En esta novela, Benjamin, por medio de la propia mirada del protagonista ―en ocasiones turbia, en ocasiones diáfana― nos cuenta las extrañas peripecias de Christian Stern, un bastardo del fallecido príncipe obispo de Ratisbona, docente en la Universidad de Wurzburgo, devoto de la Filosofía de la Naturaleza y firme creyente de la unidad oculta en todas las cosas. Christian, desembarazado de su pasado, llega a la Magická Praha, una Praga imperial, ―a la que el propio autor caracteriza como «…ciudad, donde la grandeza y la opulencia […] se asentaban sobre una mezcla de sordidez, vicio y violencia»―, con la intención de cobijarse y medrar bajo las alas del melancólico emperador Rodolfo II, pero, al discurrir tambaleante por sus oscuras calles en su primera y fría noche de nieve y borrachera, se topa de manos a boca con el cadáver de una joven en medio de la Calle de Oro.
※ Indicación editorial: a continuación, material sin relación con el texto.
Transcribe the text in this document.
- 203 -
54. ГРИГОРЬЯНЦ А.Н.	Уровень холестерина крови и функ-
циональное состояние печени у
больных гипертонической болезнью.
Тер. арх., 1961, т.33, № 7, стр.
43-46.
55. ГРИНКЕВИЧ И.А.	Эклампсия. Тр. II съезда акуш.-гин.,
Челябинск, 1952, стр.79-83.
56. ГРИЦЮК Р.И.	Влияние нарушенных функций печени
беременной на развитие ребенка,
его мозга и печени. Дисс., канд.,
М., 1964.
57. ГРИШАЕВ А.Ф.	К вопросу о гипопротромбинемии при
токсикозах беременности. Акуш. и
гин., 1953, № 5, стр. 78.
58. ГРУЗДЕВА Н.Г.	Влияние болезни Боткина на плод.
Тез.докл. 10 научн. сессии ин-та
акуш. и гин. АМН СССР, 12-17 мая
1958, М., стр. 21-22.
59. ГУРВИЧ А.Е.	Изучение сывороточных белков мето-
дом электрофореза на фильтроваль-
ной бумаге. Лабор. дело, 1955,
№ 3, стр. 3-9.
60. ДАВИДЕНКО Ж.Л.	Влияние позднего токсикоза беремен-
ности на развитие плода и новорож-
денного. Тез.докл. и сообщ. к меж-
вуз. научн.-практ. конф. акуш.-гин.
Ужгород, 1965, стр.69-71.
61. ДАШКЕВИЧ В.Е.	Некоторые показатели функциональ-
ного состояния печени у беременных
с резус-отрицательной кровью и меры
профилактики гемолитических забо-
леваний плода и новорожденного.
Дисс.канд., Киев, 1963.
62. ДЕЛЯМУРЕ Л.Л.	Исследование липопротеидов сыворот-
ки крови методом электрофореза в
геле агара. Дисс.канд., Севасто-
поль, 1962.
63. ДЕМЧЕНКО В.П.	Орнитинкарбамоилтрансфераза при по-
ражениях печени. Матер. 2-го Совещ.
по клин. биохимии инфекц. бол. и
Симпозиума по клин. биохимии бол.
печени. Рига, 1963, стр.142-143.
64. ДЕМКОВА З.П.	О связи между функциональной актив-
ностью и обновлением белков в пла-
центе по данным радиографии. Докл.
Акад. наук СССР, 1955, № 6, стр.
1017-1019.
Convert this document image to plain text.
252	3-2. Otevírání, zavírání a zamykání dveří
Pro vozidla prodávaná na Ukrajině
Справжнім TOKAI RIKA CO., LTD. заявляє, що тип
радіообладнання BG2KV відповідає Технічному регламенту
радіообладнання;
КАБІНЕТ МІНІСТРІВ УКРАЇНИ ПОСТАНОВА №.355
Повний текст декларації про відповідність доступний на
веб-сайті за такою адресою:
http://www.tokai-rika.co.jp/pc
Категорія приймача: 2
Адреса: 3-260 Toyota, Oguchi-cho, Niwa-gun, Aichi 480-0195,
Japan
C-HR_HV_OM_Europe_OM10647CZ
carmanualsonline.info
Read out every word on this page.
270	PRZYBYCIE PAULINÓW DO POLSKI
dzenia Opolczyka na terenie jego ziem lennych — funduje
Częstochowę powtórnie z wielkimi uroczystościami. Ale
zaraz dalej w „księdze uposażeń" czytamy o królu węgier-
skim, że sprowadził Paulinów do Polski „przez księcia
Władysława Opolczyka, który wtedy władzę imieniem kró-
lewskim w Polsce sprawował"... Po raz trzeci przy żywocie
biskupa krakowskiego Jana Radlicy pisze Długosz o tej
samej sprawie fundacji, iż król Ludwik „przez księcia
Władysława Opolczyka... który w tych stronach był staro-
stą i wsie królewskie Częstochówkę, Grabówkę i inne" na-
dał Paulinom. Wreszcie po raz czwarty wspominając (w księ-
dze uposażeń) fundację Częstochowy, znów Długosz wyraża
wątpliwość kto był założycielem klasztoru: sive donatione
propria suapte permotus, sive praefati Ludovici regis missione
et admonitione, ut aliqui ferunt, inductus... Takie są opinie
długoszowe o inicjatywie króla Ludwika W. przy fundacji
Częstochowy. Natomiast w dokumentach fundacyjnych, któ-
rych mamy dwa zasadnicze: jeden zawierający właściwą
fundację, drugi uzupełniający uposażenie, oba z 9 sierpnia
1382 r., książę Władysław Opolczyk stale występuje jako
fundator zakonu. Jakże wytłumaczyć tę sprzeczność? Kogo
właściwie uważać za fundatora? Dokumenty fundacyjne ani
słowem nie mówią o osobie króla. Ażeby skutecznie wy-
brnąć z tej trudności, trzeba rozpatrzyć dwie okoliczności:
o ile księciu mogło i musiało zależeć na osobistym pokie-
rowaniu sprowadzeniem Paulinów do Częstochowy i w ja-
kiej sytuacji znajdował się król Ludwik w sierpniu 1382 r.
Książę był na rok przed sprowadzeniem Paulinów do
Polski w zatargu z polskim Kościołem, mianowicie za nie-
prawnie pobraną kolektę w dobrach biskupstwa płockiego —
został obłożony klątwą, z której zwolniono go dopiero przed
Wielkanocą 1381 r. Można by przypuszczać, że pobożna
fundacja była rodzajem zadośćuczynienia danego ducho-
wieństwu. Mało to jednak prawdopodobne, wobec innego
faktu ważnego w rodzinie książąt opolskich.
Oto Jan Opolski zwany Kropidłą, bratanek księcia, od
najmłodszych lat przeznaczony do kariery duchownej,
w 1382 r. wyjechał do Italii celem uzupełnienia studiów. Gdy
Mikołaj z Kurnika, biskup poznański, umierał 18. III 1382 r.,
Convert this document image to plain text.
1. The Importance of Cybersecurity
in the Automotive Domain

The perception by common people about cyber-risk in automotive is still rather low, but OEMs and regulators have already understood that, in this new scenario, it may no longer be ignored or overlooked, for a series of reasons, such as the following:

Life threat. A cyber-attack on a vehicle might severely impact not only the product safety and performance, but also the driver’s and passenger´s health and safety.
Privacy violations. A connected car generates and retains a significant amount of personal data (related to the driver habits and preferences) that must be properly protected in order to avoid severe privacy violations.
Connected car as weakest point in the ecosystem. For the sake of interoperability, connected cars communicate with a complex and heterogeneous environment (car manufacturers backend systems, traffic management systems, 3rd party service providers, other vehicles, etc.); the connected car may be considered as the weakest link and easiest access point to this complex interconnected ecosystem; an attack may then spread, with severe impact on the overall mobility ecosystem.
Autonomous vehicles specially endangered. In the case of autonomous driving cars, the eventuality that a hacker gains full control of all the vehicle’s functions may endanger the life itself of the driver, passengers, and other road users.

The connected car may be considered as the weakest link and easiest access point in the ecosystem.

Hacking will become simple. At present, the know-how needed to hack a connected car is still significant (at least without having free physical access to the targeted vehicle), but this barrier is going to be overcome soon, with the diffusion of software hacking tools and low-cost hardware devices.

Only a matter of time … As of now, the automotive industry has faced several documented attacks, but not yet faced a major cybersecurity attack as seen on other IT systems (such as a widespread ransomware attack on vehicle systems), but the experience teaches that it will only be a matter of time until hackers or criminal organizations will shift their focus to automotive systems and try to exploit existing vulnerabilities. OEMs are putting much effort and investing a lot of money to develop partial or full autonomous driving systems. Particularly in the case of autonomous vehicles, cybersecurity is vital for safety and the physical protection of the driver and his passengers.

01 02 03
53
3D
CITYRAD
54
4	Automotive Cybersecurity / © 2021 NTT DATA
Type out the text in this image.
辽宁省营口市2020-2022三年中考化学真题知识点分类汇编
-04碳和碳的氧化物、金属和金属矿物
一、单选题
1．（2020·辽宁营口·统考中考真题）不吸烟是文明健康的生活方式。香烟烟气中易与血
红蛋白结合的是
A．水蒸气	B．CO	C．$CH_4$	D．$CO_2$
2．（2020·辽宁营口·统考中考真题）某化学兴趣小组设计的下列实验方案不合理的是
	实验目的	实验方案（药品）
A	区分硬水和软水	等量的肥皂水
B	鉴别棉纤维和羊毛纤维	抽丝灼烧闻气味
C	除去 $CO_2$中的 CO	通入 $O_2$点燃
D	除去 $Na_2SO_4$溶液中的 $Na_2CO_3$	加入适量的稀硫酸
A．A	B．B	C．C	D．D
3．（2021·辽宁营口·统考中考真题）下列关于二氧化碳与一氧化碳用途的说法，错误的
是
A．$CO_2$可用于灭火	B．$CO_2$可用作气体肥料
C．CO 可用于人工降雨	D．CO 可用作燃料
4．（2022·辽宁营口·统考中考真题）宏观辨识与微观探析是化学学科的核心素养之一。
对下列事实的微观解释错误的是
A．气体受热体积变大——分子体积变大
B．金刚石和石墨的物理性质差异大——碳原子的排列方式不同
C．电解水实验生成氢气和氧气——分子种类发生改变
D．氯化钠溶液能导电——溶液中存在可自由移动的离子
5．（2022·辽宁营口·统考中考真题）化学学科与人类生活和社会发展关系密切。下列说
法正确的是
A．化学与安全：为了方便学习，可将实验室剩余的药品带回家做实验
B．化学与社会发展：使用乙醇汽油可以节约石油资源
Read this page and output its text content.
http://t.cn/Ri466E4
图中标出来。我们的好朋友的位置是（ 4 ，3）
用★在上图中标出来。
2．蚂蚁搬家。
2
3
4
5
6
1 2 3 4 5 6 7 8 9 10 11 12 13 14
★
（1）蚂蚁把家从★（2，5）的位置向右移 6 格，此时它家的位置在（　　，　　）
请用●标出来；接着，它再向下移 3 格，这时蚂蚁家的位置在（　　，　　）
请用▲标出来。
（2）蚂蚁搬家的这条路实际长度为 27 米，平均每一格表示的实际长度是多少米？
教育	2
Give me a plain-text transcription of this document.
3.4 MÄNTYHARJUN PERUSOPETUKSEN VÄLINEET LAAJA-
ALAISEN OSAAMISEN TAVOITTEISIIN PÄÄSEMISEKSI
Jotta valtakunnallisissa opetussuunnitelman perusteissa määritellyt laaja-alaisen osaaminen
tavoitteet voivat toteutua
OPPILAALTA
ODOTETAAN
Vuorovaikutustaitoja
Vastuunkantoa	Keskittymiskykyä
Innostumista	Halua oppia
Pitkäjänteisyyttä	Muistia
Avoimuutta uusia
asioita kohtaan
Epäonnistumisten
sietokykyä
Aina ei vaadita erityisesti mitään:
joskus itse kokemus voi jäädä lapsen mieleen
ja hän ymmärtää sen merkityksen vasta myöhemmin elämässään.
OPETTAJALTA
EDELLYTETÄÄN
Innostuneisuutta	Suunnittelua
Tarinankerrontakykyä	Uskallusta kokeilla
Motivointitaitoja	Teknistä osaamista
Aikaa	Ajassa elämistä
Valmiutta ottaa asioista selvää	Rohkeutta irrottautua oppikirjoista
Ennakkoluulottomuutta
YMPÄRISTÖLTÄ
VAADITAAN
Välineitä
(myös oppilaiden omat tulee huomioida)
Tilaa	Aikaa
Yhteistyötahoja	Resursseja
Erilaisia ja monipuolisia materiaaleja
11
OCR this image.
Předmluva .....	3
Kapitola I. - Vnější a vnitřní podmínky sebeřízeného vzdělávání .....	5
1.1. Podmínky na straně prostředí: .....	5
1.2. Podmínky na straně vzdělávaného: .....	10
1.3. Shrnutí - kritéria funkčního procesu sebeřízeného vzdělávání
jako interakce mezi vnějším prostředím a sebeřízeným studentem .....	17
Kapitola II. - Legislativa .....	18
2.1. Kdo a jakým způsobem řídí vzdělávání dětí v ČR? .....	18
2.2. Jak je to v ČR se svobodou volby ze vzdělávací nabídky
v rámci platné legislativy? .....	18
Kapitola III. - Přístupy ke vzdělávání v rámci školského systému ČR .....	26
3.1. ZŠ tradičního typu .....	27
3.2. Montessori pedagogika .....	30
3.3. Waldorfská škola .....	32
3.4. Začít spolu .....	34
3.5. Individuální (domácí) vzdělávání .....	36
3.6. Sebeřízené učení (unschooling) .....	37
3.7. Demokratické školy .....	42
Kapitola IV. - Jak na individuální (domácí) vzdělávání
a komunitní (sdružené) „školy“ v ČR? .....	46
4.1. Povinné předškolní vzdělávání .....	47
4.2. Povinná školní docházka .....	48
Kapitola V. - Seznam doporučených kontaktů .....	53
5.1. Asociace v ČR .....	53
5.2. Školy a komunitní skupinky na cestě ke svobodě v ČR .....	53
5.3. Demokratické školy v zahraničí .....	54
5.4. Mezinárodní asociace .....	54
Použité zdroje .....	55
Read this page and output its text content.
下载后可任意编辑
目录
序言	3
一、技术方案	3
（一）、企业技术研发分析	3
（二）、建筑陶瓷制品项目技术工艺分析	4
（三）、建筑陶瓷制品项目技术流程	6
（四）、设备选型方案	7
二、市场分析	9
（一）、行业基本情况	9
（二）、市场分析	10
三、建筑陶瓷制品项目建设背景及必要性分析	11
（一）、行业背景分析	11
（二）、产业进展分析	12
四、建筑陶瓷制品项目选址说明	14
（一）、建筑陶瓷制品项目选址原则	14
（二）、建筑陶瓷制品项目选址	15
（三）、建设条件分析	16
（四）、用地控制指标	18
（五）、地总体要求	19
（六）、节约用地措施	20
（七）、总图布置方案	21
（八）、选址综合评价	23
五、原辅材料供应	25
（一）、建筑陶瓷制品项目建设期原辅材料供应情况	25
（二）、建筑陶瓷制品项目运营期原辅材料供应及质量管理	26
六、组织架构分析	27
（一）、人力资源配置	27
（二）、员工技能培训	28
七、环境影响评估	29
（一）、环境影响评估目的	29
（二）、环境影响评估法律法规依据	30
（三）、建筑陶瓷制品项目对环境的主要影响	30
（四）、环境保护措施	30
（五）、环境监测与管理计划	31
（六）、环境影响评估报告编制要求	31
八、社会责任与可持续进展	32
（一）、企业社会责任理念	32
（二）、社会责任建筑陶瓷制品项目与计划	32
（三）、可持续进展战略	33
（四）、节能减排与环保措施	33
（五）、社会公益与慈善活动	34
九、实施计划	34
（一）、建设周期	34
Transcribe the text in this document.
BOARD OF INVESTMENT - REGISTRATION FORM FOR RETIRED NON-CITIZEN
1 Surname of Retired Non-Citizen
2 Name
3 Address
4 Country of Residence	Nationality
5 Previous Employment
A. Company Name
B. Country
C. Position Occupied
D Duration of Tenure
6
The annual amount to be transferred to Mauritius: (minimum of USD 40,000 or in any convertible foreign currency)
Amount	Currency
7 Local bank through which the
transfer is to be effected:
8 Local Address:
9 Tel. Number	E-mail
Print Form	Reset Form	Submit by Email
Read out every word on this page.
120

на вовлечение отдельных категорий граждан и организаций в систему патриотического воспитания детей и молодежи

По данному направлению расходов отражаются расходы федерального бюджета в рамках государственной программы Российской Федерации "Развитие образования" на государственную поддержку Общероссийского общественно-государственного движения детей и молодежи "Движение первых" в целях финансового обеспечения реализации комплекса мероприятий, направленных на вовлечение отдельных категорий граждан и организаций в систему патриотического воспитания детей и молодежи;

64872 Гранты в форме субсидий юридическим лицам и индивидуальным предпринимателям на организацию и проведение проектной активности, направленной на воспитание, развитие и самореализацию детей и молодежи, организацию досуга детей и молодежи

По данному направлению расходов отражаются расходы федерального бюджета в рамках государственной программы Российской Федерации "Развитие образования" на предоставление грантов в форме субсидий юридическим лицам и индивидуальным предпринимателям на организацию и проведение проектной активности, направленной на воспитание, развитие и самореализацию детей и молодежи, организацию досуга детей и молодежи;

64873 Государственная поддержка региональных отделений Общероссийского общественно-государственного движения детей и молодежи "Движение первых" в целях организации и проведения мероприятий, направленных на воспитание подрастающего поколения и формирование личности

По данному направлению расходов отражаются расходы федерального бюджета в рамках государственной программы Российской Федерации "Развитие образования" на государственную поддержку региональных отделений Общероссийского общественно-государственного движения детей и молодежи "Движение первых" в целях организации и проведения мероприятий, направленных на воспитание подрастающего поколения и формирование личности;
Este suceso será causa y principio tanto de su encumbramiento cortesano, como también de sus pesares, pues sobre las espaldas del joven esotérico recaerá la tarea de investigar el crimen tropezado. Al fin, todo se enmarañará entre los muchos hilos de una soterrada lucha por el poder y los afectos imperiales, de modo que el protagonista llegará a verse «como un pastor que siente los ojos de un lobo invisible fijos en él». Sin embargo, los lobos son muchos, habitan en palacio o corren por las calles de la ciudad bohemia o las riberas del Moldava, solitarios o en manada, pero siempre velados.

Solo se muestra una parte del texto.